In the months before being recruited to St. Jude Children’s Research Hospital, I wasn’t looking to leave my job at the University of Minnesota. We were making wonderful progress in our research work, and, importantly, my wife and two young daughters were happy in Minnesota.
When I received a call that St. Jude was looking for a new Structural Biology Department chair, I was flattered but not interested in leaving. But through a series of events, I had the opportunity to visit the St. Jude campus and my perspective changed. I saw the commitment from leadership and the opportunity to build a world-class Structural Biology Department. I jumped at the opportunity and joined St. Jude in August 2017.
Structural Biology is a rapidly evolving area of science. It’s an exciting time for our field—three biophysicists received the 2017 Nobel Prize in Chemistry for developing the cryo electron microscopy technique (cryo-EM), which revolutionized the way we determine structures of biomolecules and large protein assemblies.
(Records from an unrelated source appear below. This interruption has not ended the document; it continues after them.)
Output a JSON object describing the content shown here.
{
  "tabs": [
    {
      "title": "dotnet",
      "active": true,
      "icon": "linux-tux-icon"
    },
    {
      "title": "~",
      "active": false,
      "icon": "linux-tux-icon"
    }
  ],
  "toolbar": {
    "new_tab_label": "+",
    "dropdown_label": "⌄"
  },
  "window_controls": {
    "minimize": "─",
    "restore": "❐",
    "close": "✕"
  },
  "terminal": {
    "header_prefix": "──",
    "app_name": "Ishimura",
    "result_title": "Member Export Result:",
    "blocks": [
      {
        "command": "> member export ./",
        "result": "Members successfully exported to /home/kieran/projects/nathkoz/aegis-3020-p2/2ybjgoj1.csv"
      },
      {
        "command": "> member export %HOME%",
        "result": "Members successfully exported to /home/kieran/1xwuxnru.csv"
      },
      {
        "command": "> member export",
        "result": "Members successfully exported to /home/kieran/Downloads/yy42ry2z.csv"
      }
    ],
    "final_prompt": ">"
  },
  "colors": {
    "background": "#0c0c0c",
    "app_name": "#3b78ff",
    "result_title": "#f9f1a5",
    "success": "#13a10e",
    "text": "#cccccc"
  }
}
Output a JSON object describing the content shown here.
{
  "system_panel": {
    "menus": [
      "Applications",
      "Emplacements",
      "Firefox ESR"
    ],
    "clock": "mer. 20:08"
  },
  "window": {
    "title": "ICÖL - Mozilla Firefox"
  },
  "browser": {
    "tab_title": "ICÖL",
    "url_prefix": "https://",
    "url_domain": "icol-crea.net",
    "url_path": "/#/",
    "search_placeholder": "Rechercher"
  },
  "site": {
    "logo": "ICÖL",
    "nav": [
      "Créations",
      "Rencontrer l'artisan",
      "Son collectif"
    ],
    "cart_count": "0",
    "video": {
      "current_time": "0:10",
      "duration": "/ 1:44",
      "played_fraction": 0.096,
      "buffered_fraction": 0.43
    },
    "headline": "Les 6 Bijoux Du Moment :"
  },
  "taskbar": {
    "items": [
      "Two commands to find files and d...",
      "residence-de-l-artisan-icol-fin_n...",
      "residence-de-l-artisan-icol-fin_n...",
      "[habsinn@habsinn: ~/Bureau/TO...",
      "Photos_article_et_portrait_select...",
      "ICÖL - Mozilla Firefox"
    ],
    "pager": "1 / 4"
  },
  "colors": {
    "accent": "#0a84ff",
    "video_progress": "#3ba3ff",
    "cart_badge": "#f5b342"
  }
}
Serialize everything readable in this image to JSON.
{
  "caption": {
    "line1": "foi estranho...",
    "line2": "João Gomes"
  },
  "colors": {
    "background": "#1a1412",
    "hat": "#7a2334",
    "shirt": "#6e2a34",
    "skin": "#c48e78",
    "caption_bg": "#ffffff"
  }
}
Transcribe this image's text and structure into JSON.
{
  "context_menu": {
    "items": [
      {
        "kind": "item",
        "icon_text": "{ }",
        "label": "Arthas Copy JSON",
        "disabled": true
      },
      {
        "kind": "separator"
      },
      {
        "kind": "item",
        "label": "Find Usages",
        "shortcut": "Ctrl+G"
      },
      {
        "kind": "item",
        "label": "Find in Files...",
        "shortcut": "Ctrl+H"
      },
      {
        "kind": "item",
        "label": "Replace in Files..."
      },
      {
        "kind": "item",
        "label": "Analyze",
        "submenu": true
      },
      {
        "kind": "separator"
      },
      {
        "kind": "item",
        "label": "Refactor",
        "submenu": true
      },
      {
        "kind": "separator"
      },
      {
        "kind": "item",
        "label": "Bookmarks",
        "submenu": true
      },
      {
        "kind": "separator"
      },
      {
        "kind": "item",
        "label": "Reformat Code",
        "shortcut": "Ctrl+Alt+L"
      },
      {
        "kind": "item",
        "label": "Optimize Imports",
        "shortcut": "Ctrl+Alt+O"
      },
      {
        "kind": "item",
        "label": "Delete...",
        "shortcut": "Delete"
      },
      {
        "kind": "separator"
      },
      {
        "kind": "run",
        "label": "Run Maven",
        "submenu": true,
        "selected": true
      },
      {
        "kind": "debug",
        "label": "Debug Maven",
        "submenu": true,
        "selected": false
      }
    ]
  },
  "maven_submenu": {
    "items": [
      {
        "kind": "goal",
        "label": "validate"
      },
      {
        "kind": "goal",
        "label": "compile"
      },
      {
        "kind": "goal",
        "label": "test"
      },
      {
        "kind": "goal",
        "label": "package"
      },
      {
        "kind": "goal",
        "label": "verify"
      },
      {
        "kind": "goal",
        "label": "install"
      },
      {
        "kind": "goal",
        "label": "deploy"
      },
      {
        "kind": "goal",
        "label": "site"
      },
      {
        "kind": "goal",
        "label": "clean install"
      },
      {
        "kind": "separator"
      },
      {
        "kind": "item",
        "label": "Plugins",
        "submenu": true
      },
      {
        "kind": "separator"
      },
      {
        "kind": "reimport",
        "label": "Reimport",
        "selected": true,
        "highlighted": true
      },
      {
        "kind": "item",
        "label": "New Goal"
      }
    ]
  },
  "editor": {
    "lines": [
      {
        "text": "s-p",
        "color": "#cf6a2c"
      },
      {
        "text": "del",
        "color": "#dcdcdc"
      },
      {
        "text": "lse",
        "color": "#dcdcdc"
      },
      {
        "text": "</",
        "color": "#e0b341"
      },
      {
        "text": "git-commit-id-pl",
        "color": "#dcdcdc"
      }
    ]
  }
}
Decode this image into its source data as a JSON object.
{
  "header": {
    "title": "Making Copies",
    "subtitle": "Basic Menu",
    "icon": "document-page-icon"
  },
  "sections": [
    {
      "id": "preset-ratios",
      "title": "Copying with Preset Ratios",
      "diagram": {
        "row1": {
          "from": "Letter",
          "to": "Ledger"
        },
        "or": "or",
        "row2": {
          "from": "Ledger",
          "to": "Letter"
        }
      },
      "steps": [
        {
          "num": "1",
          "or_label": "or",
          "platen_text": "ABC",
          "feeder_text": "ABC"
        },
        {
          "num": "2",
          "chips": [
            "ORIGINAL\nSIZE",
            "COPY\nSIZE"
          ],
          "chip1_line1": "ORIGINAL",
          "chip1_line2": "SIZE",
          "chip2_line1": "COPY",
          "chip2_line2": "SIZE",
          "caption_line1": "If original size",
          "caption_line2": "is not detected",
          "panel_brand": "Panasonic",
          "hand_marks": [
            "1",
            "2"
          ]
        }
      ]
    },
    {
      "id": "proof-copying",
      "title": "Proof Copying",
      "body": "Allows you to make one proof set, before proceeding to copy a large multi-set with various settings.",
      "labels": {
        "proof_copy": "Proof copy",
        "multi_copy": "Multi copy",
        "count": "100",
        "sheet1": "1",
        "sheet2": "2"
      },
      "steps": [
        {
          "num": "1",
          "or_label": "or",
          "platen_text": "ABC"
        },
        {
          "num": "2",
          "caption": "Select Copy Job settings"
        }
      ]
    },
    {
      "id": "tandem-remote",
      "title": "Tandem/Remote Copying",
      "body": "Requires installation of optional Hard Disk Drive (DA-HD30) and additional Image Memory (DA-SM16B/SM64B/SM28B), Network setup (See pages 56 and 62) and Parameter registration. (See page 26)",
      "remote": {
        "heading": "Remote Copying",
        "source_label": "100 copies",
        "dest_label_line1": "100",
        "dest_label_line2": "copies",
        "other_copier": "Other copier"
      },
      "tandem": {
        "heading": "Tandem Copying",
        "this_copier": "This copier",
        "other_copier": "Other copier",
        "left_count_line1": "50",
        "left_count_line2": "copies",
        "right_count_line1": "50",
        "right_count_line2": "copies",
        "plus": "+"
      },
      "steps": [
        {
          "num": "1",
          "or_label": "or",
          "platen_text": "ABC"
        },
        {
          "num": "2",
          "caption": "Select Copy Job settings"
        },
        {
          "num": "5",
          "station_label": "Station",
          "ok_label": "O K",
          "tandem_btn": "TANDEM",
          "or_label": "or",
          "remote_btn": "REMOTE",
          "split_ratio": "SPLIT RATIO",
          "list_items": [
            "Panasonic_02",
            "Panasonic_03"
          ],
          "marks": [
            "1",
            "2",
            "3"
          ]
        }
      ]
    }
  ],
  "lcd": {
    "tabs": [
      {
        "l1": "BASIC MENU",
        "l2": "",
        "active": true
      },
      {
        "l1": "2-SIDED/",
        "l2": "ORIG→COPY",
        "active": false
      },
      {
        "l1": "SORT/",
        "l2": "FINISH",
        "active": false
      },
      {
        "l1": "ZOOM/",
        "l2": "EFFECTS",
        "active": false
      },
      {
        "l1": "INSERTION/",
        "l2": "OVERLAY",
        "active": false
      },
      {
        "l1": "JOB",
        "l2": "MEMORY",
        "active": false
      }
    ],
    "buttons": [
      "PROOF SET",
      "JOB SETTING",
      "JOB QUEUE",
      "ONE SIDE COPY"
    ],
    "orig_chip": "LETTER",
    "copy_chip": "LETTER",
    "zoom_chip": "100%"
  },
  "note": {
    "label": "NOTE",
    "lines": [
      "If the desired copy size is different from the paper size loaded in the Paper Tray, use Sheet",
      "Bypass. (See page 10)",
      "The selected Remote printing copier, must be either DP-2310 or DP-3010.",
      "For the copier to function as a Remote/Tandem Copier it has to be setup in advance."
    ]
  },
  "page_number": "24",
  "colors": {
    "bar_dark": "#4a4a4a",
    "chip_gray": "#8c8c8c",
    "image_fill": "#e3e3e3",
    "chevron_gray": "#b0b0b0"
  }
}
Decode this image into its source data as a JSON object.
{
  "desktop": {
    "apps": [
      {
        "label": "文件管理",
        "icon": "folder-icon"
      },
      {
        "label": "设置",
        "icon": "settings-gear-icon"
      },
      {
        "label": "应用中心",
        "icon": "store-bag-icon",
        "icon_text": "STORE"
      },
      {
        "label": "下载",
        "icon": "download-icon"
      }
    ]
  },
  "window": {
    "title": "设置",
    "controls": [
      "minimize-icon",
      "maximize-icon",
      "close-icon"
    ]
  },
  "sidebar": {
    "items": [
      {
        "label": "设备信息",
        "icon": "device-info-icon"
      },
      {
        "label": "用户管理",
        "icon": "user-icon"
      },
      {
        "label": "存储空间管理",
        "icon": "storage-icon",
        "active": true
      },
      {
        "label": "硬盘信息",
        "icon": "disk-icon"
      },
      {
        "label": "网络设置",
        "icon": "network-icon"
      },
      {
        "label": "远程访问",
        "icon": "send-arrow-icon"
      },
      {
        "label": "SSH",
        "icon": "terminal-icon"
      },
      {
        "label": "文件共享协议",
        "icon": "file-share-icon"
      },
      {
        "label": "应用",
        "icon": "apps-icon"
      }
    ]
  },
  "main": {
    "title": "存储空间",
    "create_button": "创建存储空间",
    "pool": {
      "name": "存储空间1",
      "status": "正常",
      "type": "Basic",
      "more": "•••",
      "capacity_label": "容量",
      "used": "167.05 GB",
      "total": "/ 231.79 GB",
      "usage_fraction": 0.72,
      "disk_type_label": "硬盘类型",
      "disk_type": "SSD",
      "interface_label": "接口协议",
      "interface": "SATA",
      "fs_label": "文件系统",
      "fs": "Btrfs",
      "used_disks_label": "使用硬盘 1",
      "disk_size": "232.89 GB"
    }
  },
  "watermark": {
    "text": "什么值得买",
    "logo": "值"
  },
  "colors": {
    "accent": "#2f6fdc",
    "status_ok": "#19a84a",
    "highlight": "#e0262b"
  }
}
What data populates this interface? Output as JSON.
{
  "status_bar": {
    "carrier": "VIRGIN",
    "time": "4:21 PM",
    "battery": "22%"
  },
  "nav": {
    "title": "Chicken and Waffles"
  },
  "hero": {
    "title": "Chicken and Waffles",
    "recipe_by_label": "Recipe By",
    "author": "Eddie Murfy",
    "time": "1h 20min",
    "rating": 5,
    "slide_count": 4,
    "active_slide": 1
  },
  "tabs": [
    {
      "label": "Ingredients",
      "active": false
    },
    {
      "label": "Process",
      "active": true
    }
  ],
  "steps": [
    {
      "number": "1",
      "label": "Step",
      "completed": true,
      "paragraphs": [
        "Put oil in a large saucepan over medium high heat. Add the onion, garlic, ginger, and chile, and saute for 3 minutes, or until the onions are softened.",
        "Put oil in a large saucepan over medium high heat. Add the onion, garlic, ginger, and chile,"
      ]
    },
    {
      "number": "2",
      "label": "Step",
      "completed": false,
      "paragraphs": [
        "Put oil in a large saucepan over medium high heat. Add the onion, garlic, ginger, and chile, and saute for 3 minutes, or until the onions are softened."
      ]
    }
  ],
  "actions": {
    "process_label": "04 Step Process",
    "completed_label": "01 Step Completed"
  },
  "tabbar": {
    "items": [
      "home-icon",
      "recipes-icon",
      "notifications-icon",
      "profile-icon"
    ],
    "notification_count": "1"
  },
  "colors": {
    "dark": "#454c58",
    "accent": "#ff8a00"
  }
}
Structural biology gives shape to biomolecules such as protein, DNA, RNA and organelles. Our department’s goal is to understand life and disease at atomic detail.
But looking at one structure is not sufficient to fully comprehend how biomolecules function—we need a comprehensive view of how their structures change over time. By understanding how different biomolecules come together in the cell or outside of the cell, we learn more about life’s most fundamental processes and the diseases that result when these processes malfunction.
We are growing our Structural Biology department into a worldwide resource for researchers through sophisticated biophysical techniques such as nuclear magnetic resonance (NMR) spectroscopy, crystallography, cryo-EM, single-molecule spectroscopy and mass spectrometry. St. Jude has made a strategic decision to invest in these high-resolution tools and techniques to help us achieve our goals.
A key component of our efforts will be the installation of the world’s most powerful NMR magnet later this year. The 1.1-gigahertz magnet will enable us to view atomic structures of large and dynamic complexes. In addition, we are seeking to build upon the foundations of our existing work in crystallography and mass spectrometry as well as building a world-class single molecule center to examine the behavior of individual molecules.
Our Cryo-EM center is now online—this revolutionary new technique has taken the scientific world by storm, and we will integrate this with our other systems to capture the full picture of biomolecules. Our center houses two powerful electron microscopes to help us examine the structures of large protein complexes.
I’m following in the footsteps of Stephen White, DPhil, whose remarkable work as department chair in the last two decades laid the foundation for structural biology at St. Jude. We seek to expand on that legacy by integrating these systems into our work.
With this strong commitment to establishing a world-class research program in structural biology at St. Jude, we seek to change the way we look at the world.